Le dictionnaire de la langue française – Le français vu du Québec

Un outil culturel et pédagogique original

Un groupe de recherche multiuniversitaire et multidisciplinaire, rattaché à l’Université de Sherbrooke, travaille présentement à la préparation d’un dictionnaire général du français qui réponde aux besoins de communication des francophones du Québec et du Canada, c’est-à-dire qui prenne en compte le contexte référentiel québécois et nord-américain, tout en assurant les liens avec le reste de la francophonie. L’essentiel des travaux du groupe de recherche, nommé Franqus (acronyme de Français québécois : usage standard), consiste à décrire le français contemporain d’usage public, représentatif de l’activité sociale, culturelle, économique, politique et scientifique au Québec, y compris le vocabulaire partagé avec l’ensemble de la francophonie.
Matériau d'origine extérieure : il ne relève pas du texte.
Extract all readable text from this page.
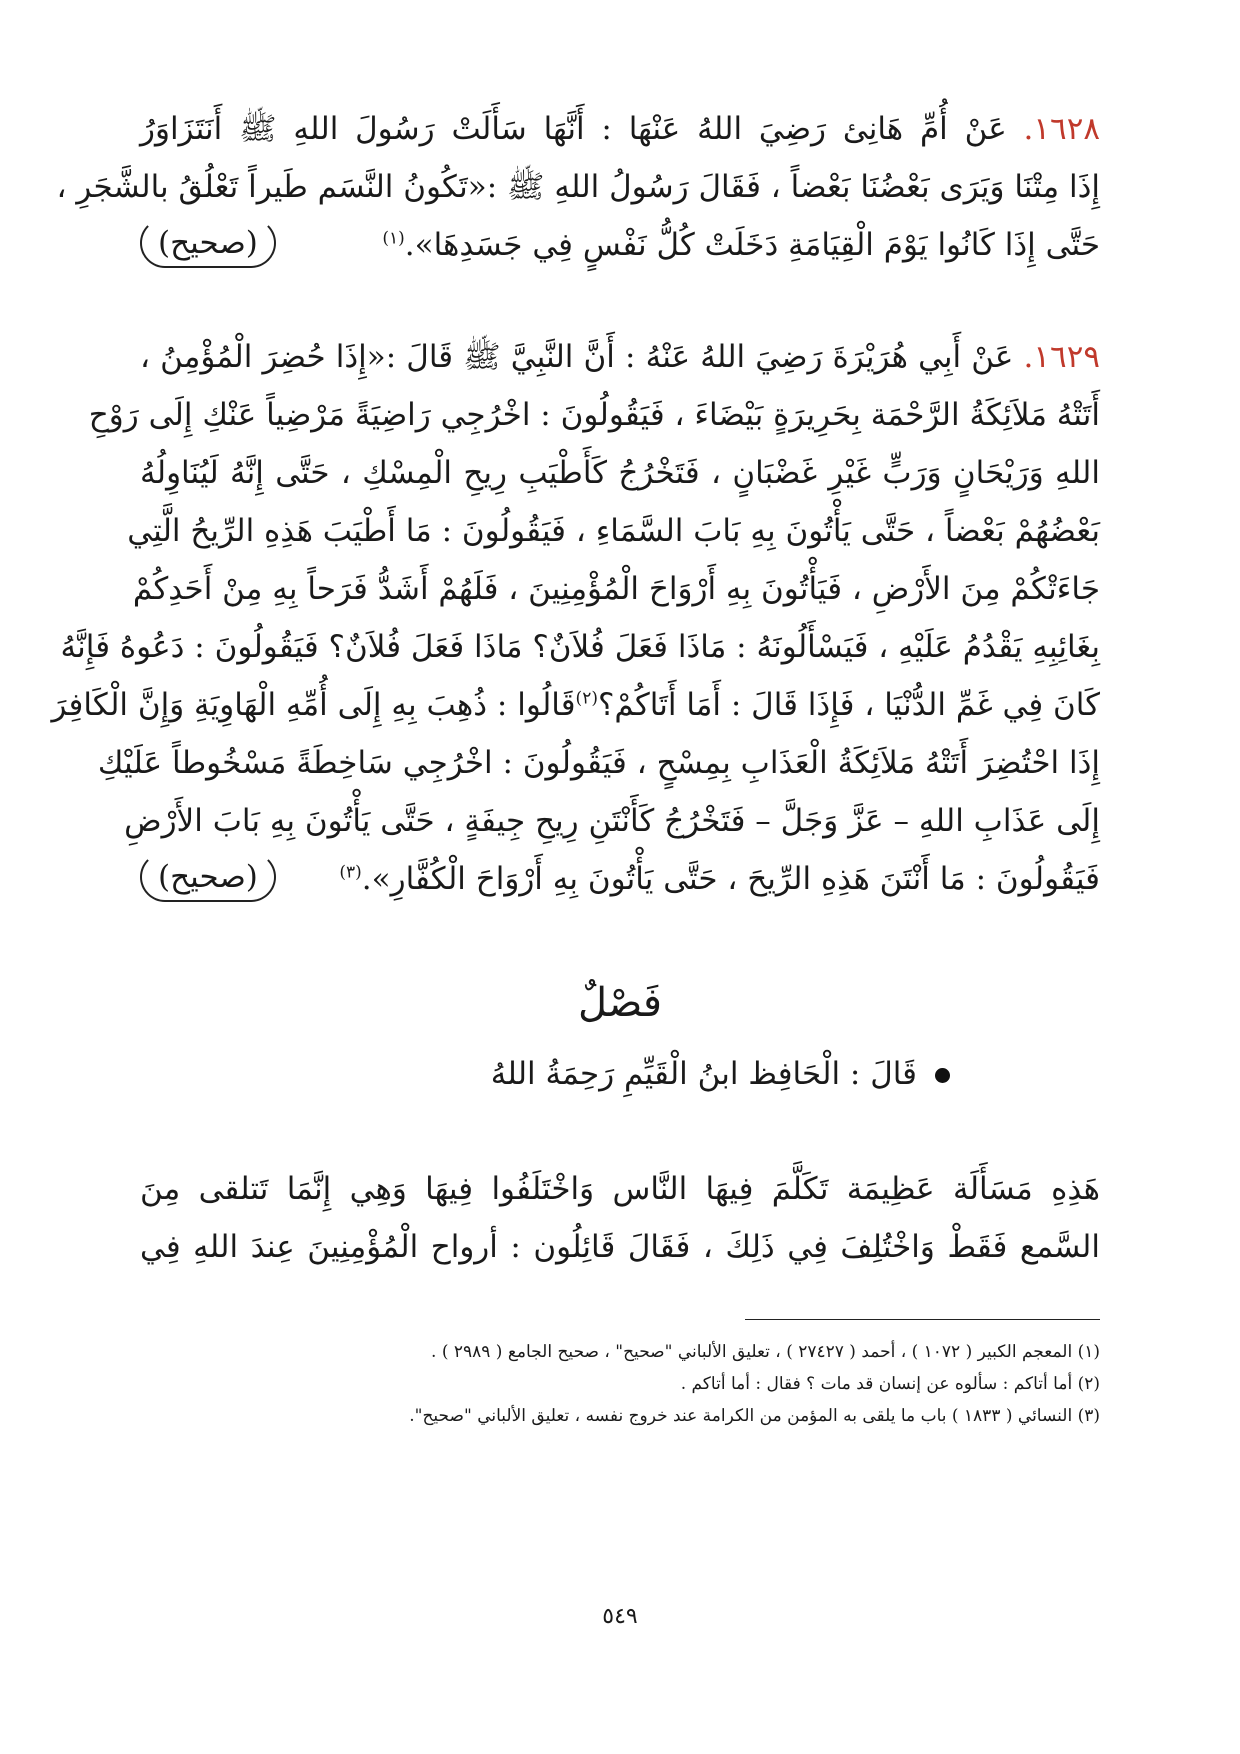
١٦٢٨. عَنْ أُمِّ هَانِئ رَضِيَ اللهُ عَنْهَا : أَنَّهَا سَأَلَتْ رَسُولَ اللهِ ﷺ أَنَتَزَاوَرُ
إِذَا مِتْنَا وَيَرَى بَعْضُنَا بَعْضاً ، فَقَالَ رَسُولُ اللهِ ﷺ :«تَكُونُ النَّسَم طَيراً تَعْلُقُ بالشَّجَرِ ،
(صحيح)	حَتَّى إِذَا كَانُوا يَوْمَ الْقِيَامَةِ دَخَلَتْ كُلُّ نَفْسٍ فِي جَسَدِهَا».$^{(١)}$
١٦٢٩. عَنْ أَبِي هُرَيْرَةَ رَضِيَ اللهُ عَنْهُ : أَنَّ النَّبِيَّ ﷺ قَالَ :«إِذَا حُضِرَ الْمُؤْمِنُ ،
أَتَتْهُ مَلاَئِكَةُ الرَّحْمَة بِحَرِيرَةٍ بَيْضَاءَ ، فَيَقُولُونَ : اخْرُجِي رَاضِيَةً مَرْضِياً عَنْكِ إِلَى رَوْحِ
اللهِ وَرَيْحَانٍ وَرَبٍّ غَيْرِ غَضْبَانٍ ، فَتَخْرُجُ كَأَطْيَبِ رِيحِ الْمِسْكِ ، حَتَّى إِنَّهُ لَيُنَاوِلُهُ
بَعْضُهُمْ بَعْضاً ، حَتَّى يَأْتُونَ بِهِ بَابَ السَّمَاءِ ، فَيَقُولُونَ : مَا أَطْيَبَ هَذِهِ الرِّيحُ الَّتِي
جَاءَتْكُمْ مِنَ الأَرْضِ ، فَيَأْتُونَ بِهِ أَرْوَاحَ الْمُؤْمِنِينَ ، فَلَهُمْ أَشَدُّ فَرَحاً بِهِ مِنْ أَحَدِكُمْ
بِغَائِبِهِ يَقْدُمُ عَلَيْهِ ، فَيَسْأَلُونَهُ : مَاذَا فَعَلَ فُلاَنٌ؟ مَاذَا فَعَلَ فُلاَنٌ؟ فَيَقُولُونَ : دَعُوهُ فَإِنَّهُ
كَانَ فِي غَمِّ الدُّنْيَا ، فَإِذَا قَالَ : أَمَا أَتَاكُمْ؟$^{(٢)}$قَالُوا : ذُهِبَ بِهِ إِلَى أُمِّهِ الْهَاوِيَةِ وَإِنَّ الْكَافِرَ
إِذَا احْتُضِرَ أَتَتْهُ مَلاَئِكَةُ الْعَذَابِ بِمِسْحٍ ، فَيَقُولُونَ : اخْرُجِي سَاخِطَةً مَسْخُوطاً عَلَيْكِ
إِلَى عَذَابِ اللهِ – عَزَّ وَجَلَّ – فَتَخْرُجُ كَأَنْتَنِ رِيحِ جِيفَةٍ ، حَتَّى يَأْتُونَ بِهِ بَابَ الأَرْضِ
(صحيح)	فَيَقُولُونَ : مَا أَنْتَنَ هَذِهِ الرِّيحَ ، حَتَّى يَأْتُونَ بِهِ أَرْوَاحَ الْكُفَّارِ».$^{(٣)}$
فَصْلٌ
قَالَ : الْحَافِظ ابنُ الْقَيِّمِ رَحِمَةُ اللهُ
هَذِهِ مَسَأَلَة عَظِيمَة تَكَلَّمَ فِيهَا النَّاس وَاخْتَلَفُوا فِيهَا وَهِي إِنَّمَا تَتلقى مِنَ
السَّمع فَقَطْ وَاخْتُلِفَ فِي ذَلِكَ ، فَقَالَ قَائِلُون : أرواح الْمُؤْمِنِينَ عِندَ اللهِ فِي
(١) المعجم الكبير ( ١٠٧٢ ) ، أحمد ( ٢٧٤٢٧ ) ، تعليق الألباني "صحيح" ، صحيح الجامع ( ٢٩٨٩ ) .
(٢) أما أتاكم : سألوه عن إنسان قد مات ؟ فقال : أما أتاكم .
(٣) النسائي ( ١٨٣٣ ) باب ما يلقى به المؤمن من الكرامة عند خروج نفسه ، تعليق الألباني "صحيح".
٥٤٩
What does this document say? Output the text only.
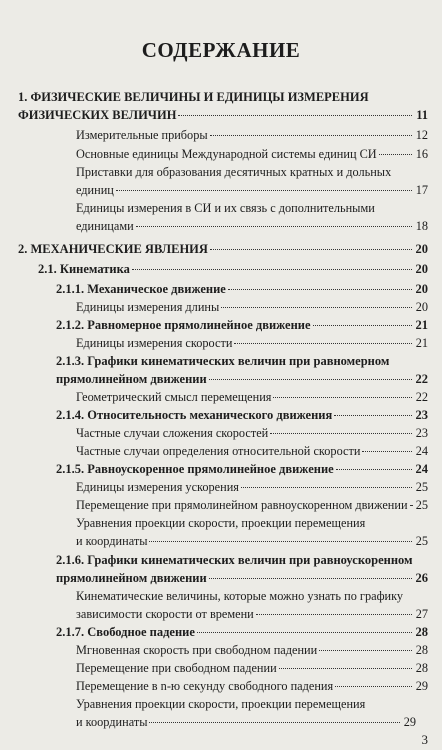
СОДЕРЖАНИЕ
1. ФИЗИЧЕСКИЕ ВЕЛИЧИНЫ И ЕДИНИЦЫ ИЗМЕРЕНИЯ
ФИЗИЧЕСКИХ ВЕЛИЧИН	11
Измерительные приборы	12
Основные единицы Международной системы единиц СИ	16
Приставки для образования десятичных кратных и дольных
единиц	17
Единицы измерения в СИ и их связь с дополнительными
единицами	18
2. МЕХАНИЧЕСКИЕ ЯВЛЕНИЯ	20
2.1. Кинематика	20
2.1.1. Механическое движение	20
Единицы измерения длины	20
2.1.2. Равномерное прямолинейное движение	21
Единицы измерения скорости	21
2.1.3. Графики кинематических величин при равномерном
прямолинейном движении	22
Геометрический смысл перемещения	22
2.1.4. Относительность механического движения	23
Частные случаи сложения скоростей	23
Частные случаи определения относительной скорости	24
2.1.5. Равноускоренное прямолинейное движение	24
Единицы измерения ускорения	25
Перемещение при прямолинейном равноускоренном движении 25
Уравнения проекции скорости, проекции перемещения
и координаты	25
2.1.6. Графики кинематических величин при равноускоренном
прямолинейном движении	26
Кинематические величины, которые можно узнать по графику
зависимости скорости от времени	27
2.1.7. Свободное падение	28
Мгновенная скорость при свободном падении	28
Перемещение при свободном падении	28
Перемещение в n-ю секунду свободного падения	29
Уравнения проекции скорости, проекции перемещения
и координаты	29
3
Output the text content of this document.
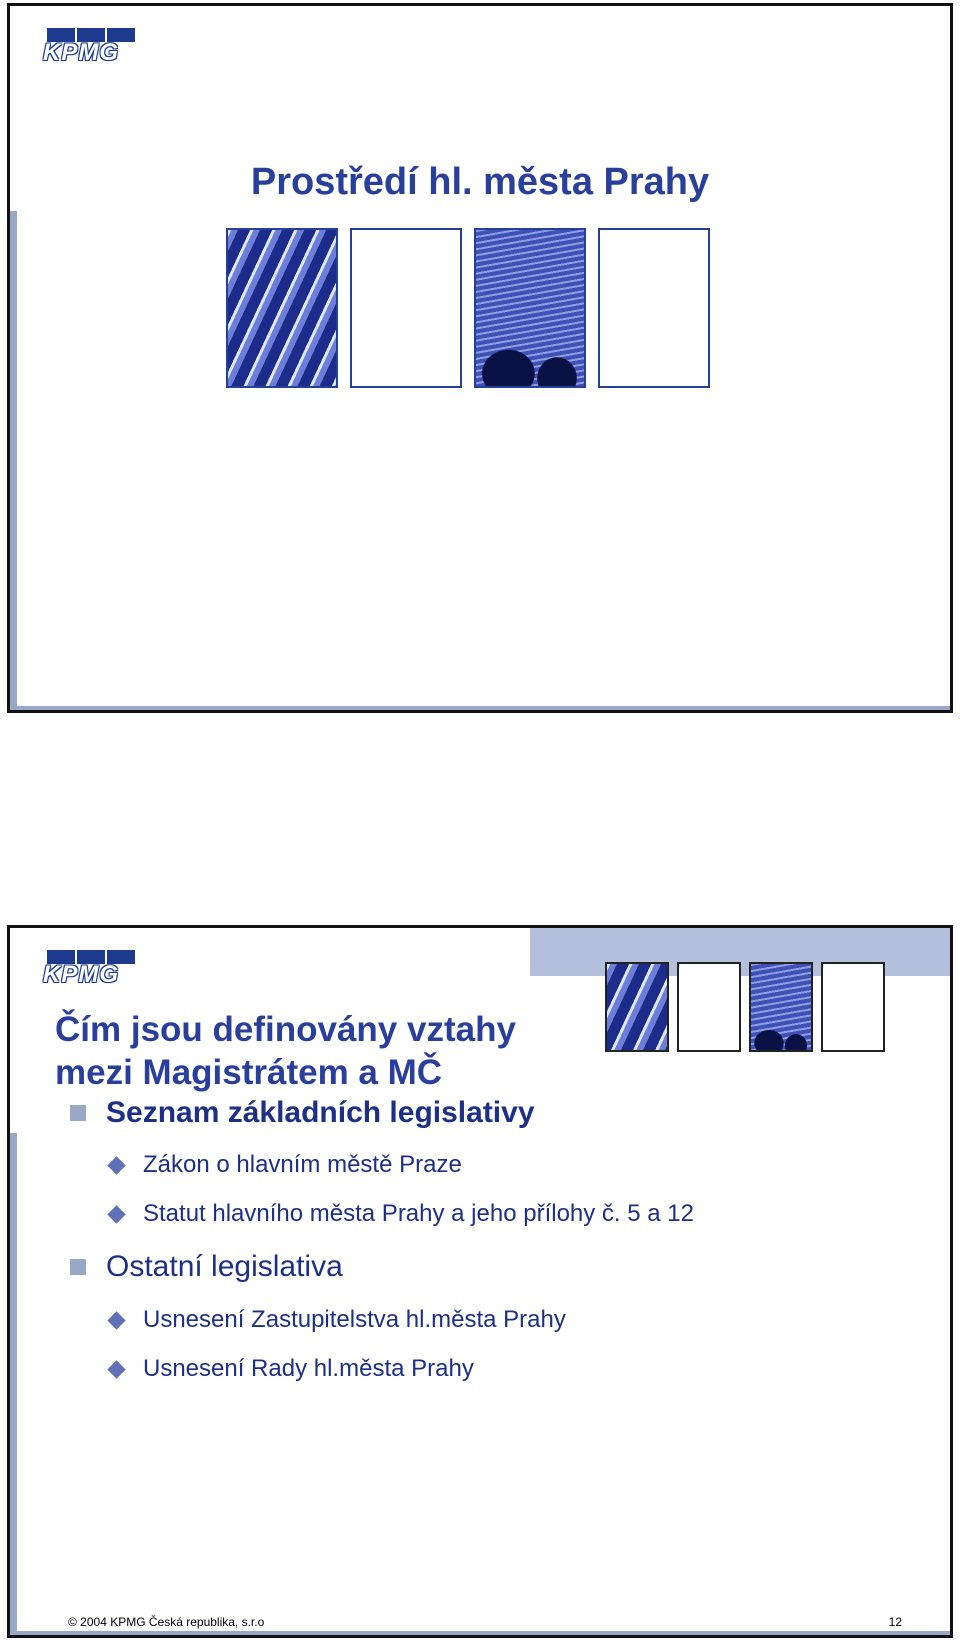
KPMG
Prostředí hl. města Prahy
KPMG
Čím jsou definovány vztahy
mezi Magistrátem a MČ
Seznam základních legislativy
Zákon o hlavním městě Praze
Statut hlavního města Prahy a jeho přílohy č. 5 a 12
Ostatní legislativa
Usnesení Zastupitelstva hl.města Prahy
Usnesení Rady hl.města Prahy
© 2004 KPMG Česká republika, s.r.o	12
En outre, avec le concours de nombreux collaborateurs, le traitement des espèces naturelles a été complètement repensé et les rubriques étymologiques, notamment celles des mots, des sens et des expressions caractéristiques du Québec et de l’Amérique du Nord, ont été enrichies. Enfin, certaines prononciations maintenant reconnues comme standard au Québec ont été adaptées. Sous la direction éditoriale de mon collègue Pierre Martel et de moi-même, et sous la direction informatique de Chantal-Édith Masson, cet ouvrage, intitulé Le dictionnaire de la langue française – Le français vu du Québec, présente plusieurs aspects originaux, mis en évidence dans cet article.

Sommairement, l’originalité de l’ouvrage consiste à fournir aux Québécoises et aux Québécois une description du français apte à satisfaire leurs besoins langagiers, qui témoigne de leurs usages du français et, enfin, qui corresponde à leurs expériences et à leur milieu de vie. Cette description de la langue, bien qu’elle considère les contextes linguistiques, socioculturels et référentiels québécois, n’en est pas moins ouverte sur la francophonie, comme en témoigne l’approche originale mise au point par le groupe de recherche pour rendre compte de la variation géographique.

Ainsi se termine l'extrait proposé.